This piece by Gareth Porter for the Asia Times makes a strong case for it:
IAEA Safeguard Department chief Olli Heinonen signaled his de facto acceptance of the “alleged studies” documents when he presented an organizational chart of the purported secret nuclear weapons project based on the documents at a February 2008 “technical briefing” for member states.
Meanwhile, the IAEA has portrayed Iran as failing to respond adequately to the “substance” of the documents, asserting that it has focused only on their “style and format of presentation”.

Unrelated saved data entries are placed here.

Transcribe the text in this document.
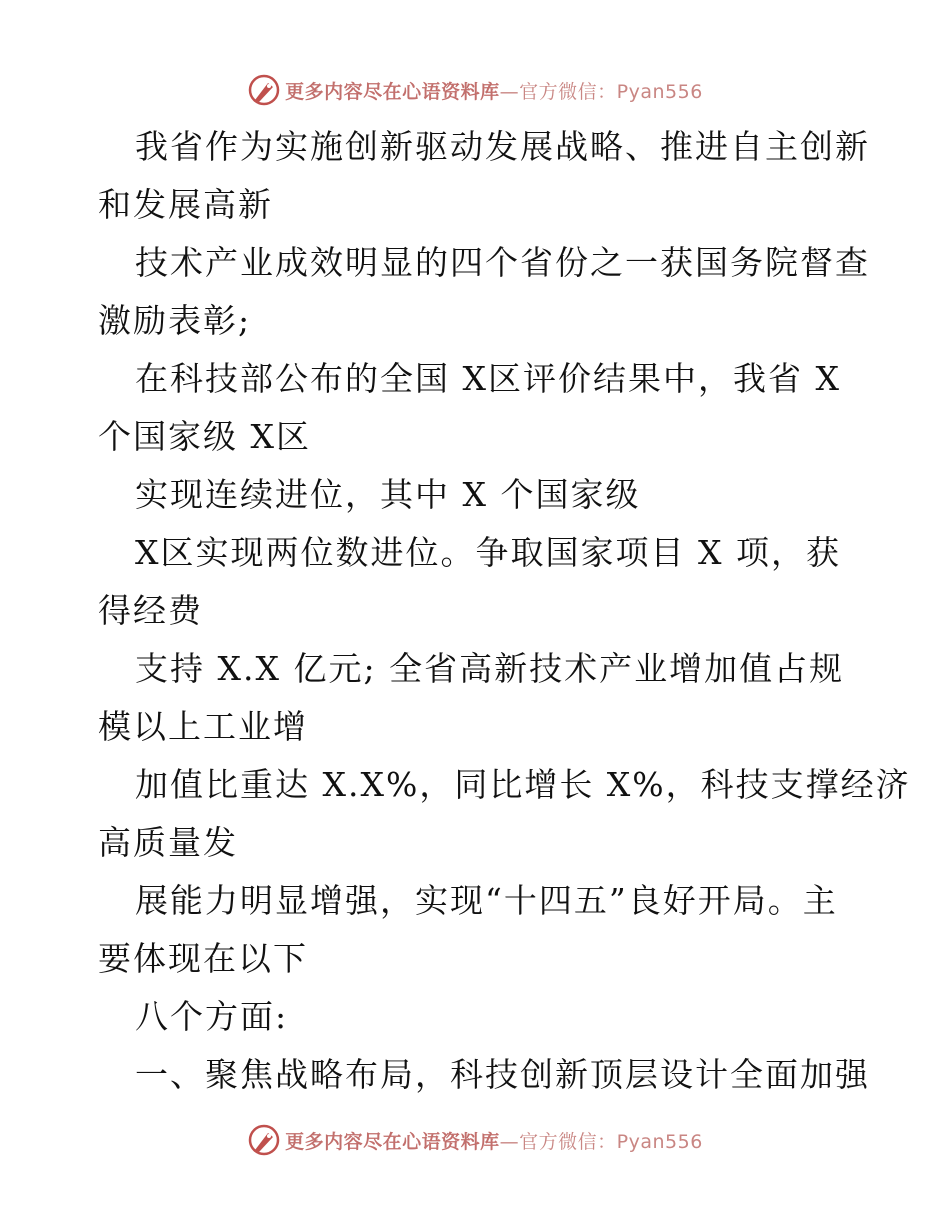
更多内容尽在心语资料库—官方微信：Pyan556

我省作为实施创新驱动发展战略、推进自主创新

和发展高新

技术产业成效明显的四个省份之一获国务院督查

激励表彰;

在科技部公布的全国 X区评价结果中，我省 X

个国家级 X区

实现连续进位，其中 X 个国家级

X区实现两位数进位。争取国家项目 X 项，获

得经费

支持 X.X 亿元; 全省高新技术产业增加值占规

模以上工业增

加值比重达 X.X%，同比增长 X%，科技支撑经济

高质量发

展能力明显增强，实现“十四五”良好开局。主

要体现在以下

八个方面:

一、聚焦战略布局，科技创新顶层设计全面加强

更多内容尽在心语资料库—官方微信：Pyan556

In fact, however, Iran has submitted serious evidence that the documents are fraudulent. Iran’s permanent representative to the United Nations in Vienna, Ambassador Ali Asghar Soltanieh, told IPS. He said he had pointed out to a team of IAEA officials in a meeting on the documents in Tehran in early 2008 that none of the supposedly top-secret military documents had any security markings of any kind, and that purported letters from Defense Ministry officials lacked Iranian government seals.
Soltanieh recalled that he had made the same point “many times” in meetings of the Board of Governors since then. “No one ever challenged me,” said the ambassador.
The IAEA has never publicly acknowledged the problem of lack of security markings or official seals in the documents, omitting mention of the Iranian complaint on that issue from its reports. Its May 2008 report said only that Iran had “stated, inter alia, that the documents were not complete and that their structure varied”.
But a senior official of the agency familiar with the Iran investigation, who spoke with IPS on condition that he would not be identified, confirmed that Soltanieh had indeed pointed out the lack of any security classification markings, and that he had been correct in doing so.
As Porter points out, the lack of similar markings on the Niger “yellowcake” forgeries are what caused the IAEA to swiftly expose them as such.
There’s more:
Iran has also provided the IAEA with evidence that the handwritten notes on a May 2003 letter, which supposedly link a private Iranian contractor to the “alleged studies”, were forged by an outside agency. The letter was from an engineering firm to the private company Kimia Maadan, which other documents in the collection identify as responsible for part of the alleged covert nuclear weapons program called the “green salt project”.
The letter itself has nothing to do with any “green salt” project, but handwritten notes on the copy of the letter given to the IAEA by an unidentified government referred to individuals who are named in other intelligence documents as participants in the “alleged studies”, according to the latest IAEA report.
But the original letter, which Iran has provided to the IAEA, has no handwritten notes on it. Ambassador Soltanieh recalled that he showed that original letter to an IAEA team led by the deputy director of IAEA’s Safeguards Department, Herman Nackaerts, in Tehran from January 22 to 23, 2008.
But of course this doesn’t fit the neocon “Bomb bomb bomb, bomb bomb Iran” dream-wish, so you won’t hear about in any US news media outside of blogs like this one.